It is made by Corgi and is 1:72 scale (approx. 26cm / 10.2in rotor span).
Perhaps the most visible exponent of the emergence rotary power on the modern battlefield is the impressive Boeing Vertol Chinook. This large tandem rotor helicopter can operate from land or ship and is capable of delivering up to 55 troops and their equipment or around 26,000lb of weapons and supplies, including the ability to carry large underslung loads suspended from hard points underneath its fuselage for maximum flexibility. With a comprehensive avionics package and the ability to both detect threats and adequately defend itself, the Chinook is one of the most important aircraft available to the RAF, who are now the largest operator of the type outside the US.
The first RAF squadron to receive the mighty Chinook were No.18 squadron in 1981 and barley six months after converting to the helicopter, they were sent to the Falkland Islands as part of the British task force. Since this date, RAF Chinooks have been at the forefront of all significant British military operations and have shown themselves to be to be invaluable assets on the battlefield. Anyone who has seen one of these huge helicopters displayed at a UK Airshow will have marvelled at the agility of this beast and probably asked themselves ‘how on earth does that thing stay in the air’? Even though 2016 marks the 55th anniversary of the first flight of the aircraft, the awesome Boeing Vertol Chinook remains as one of the world’s most important aircraft, which is destined to stay in service for many years to come.
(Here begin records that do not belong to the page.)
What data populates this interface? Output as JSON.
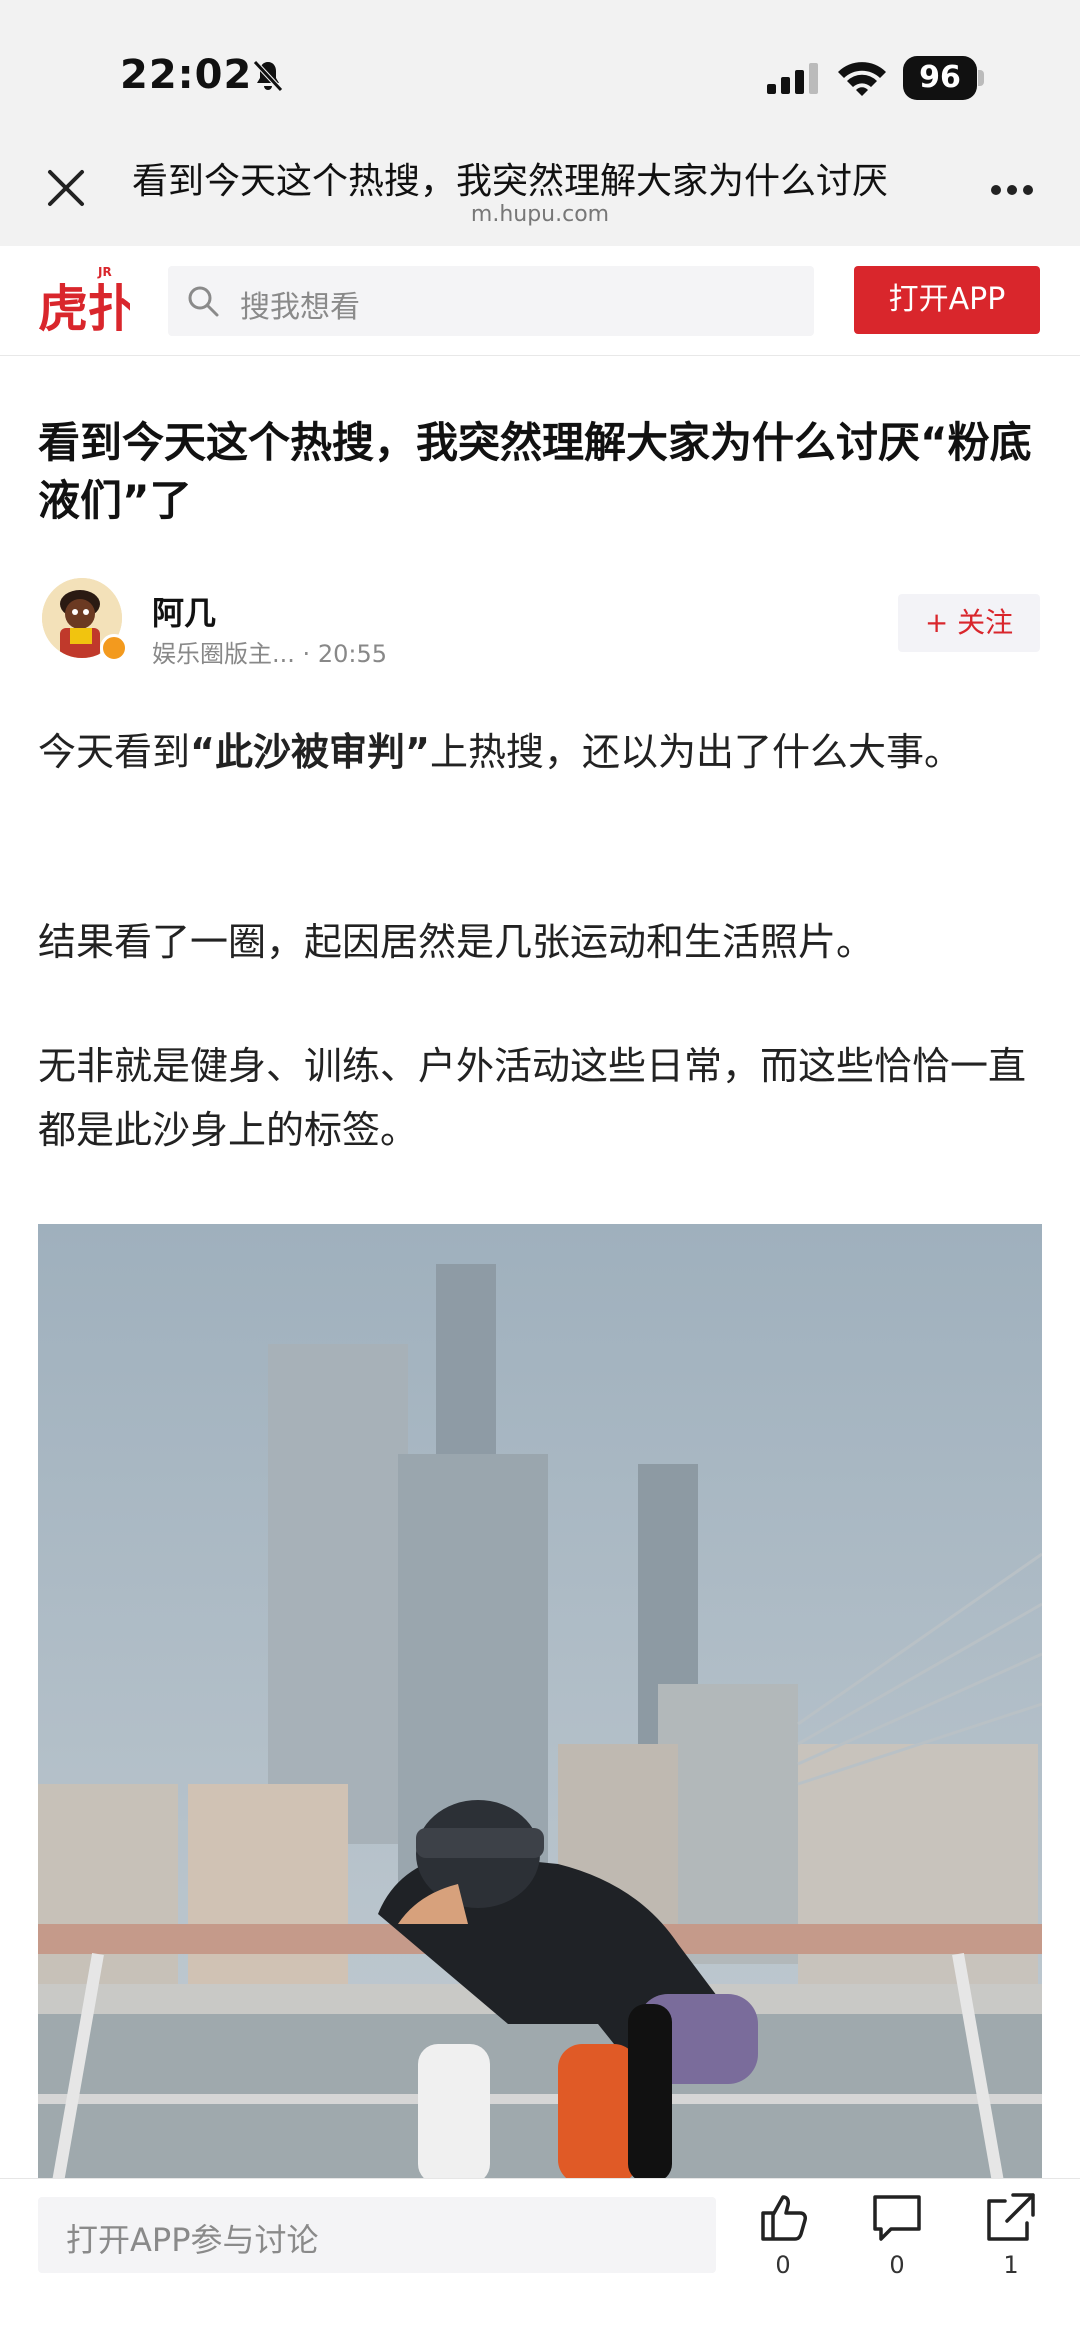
{
  "status_bar": {
    "time": "22:02",
    "battery": "96"
  },
  "browser": {
    "page_title": "看到今天这个热搜，我突然理解大家为什么讨厌",
    "domain": "m.hupu.com"
  },
  "header": {
    "logo_text": "虎扑",
    "search_placeholder": "搜我想看",
    "open_app_label": "打开APP"
  },
  "article": {
    "title": "看到今天这个热搜，我突然理解大家为什么讨厌“粉底液们”了",
    "author": {
      "name": "阿几",
      "role": "娱乐圈版主...",
      "separator": "·",
      "time": "20:55"
    },
    "follow_label": "+ 关注",
    "paragraphs": {
      "p1_before": "今天看到",
      "p1_bold": "“此沙被审判”",
      "p1_after": "上热搜，还以为出了什么大事。",
      "p2": "结果看了一圈，起因居然是几张运动和生活照片。",
      "p3": "无非就是健身、训练、户外活动这些日常，而这些恰恰一直都是此沙身上的标签。"
    }
  },
  "bottom_bar": {
    "comment_placeholder": "打开APP参与讨论",
    "like_count": "0",
    "comment_count": "0",
    "share_count": "1"
  },
  "colors": {
    "brand_red": "#d9262c",
    "chrome_bg": "#f2f2f2"
  },
  "icons": [
    "bell-slash-icon",
    "signal-icon",
    "wifi-icon",
    "close-icon",
    "more-icon",
    "search-icon",
    "thumbs-up-icon",
    "comment-icon",
    "share-icon"
  ]
}
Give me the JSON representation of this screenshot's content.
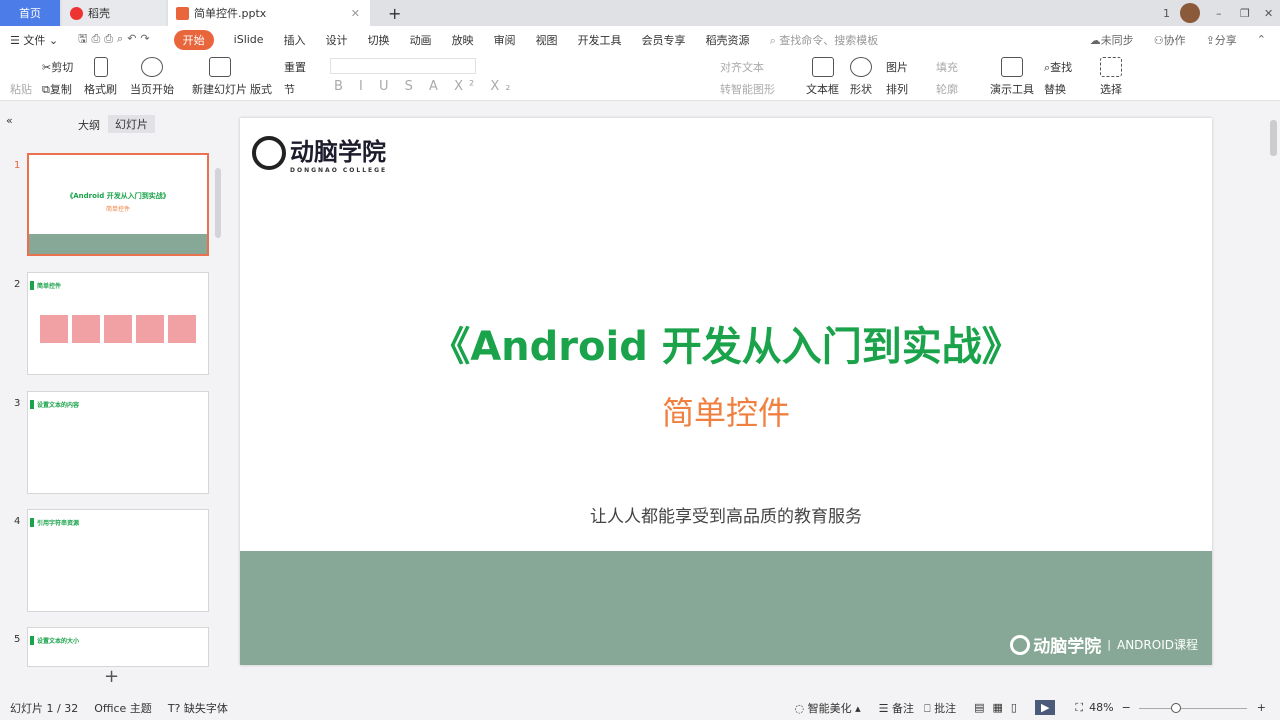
{
  "tabs": {
    "home": "首页",
    "daoke": "稻壳",
    "file": "简单控件.pptx",
    "new_tab": "+"
  },
  "window": {
    "badge": "1",
    "minimize": "–",
    "restore": "❐",
    "close": "✕"
  },
  "menu": {
    "file": "文件",
    "items": [
      "开始",
      "iSlide",
      "插入",
      "设计",
      "切换",
      "动画",
      "放映",
      "审阅",
      "视图",
      "开发工具",
      "会员专享",
      "稻壳资源"
    ],
    "search": "查找命令、搜索模板",
    "sync": "未同步",
    "collab": "协作",
    "share": "分享"
  },
  "toolbar": {
    "paste": "粘贴",
    "cut": "剪切",
    "copy": "复制",
    "format_painter": "格式刷",
    "play_current": "当页开始",
    "new_slide": "新建幻灯片",
    "layout": "版式",
    "section": "节",
    "reset": "重置",
    "align_text": "对齐文本",
    "smart_art": "转智能图形",
    "textbox": "文本框",
    "shape": "形状",
    "picture": "图片",
    "fill": "填充",
    "arrange": "排列",
    "outline": "轮廓",
    "presenter": "演示工具",
    "find": "查找",
    "replace": "替换",
    "select": "选择"
  },
  "panel": {
    "tab_outline": "大纲",
    "tab_slides": "幻灯片",
    "add": "+"
  },
  "thumbnails": [
    {
      "num": "1",
      "title": "《Android 开发从入门到实战》",
      "subtitle": "简单控件"
    },
    {
      "num": "2",
      "title": "简单控件"
    },
    {
      "num": "3",
      "title": "设置文本的内容"
    },
    {
      "num": "4",
      "title": "引用字符串资源"
    },
    {
      "num": "5",
      "title": "设置文本的大小"
    }
  ],
  "slide": {
    "logo": "动脑学院",
    "logo_sub": "DONGNAO COLLEGE",
    "title": "《Android 开发从入门到实战》",
    "subtitle": "简单控件",
    "tagline": "让人人都能享受到高品质的教育服务",
    "footer_logo": "动脑学院",
    "footer_course": "ANDROID课程"
  },
  "status": {
    "slide_count": "幻灯片 1 / 32",
    "theme": "Office 主题",
    "missing_font": "缺失字体",
    "beautify": "智能美化",
    "notes": "备注",
    "comment": "批注",
    "zoom": "48%"
  },
  "colors": {
    "accent": "#e9653c",
    "green": "#1aa34a",
    "orange": "#f08040",
    "band": "#87a896"
  }
}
As the world’s military seemed preoccupied with the race to build larger and faster aircraft, rotary air power slowly began to show itself as arguably the most flexible form of aviation in many military situations. The Korean War highlighted the need for armed forces to be able to insert and extract troops strategically from the air, into hazardous and difficult to reach locations. Once in position, these troops would need to be supplied and reinforced using helicopters, but early rotary technology was still rather primitive. The development of lightweight, but extremely powerful turboshaft engines allowed helicopter designers to access this additional power and stability for sustained hovering and load carrying capability and enable them to produce helicopters that were much more effective. By the time of the Vietnam War, the helicopter had become an essential military asset, able to fulfil a multitude of roles from troop and supply transport, to mounting devastatingly effective air to ground strike operations.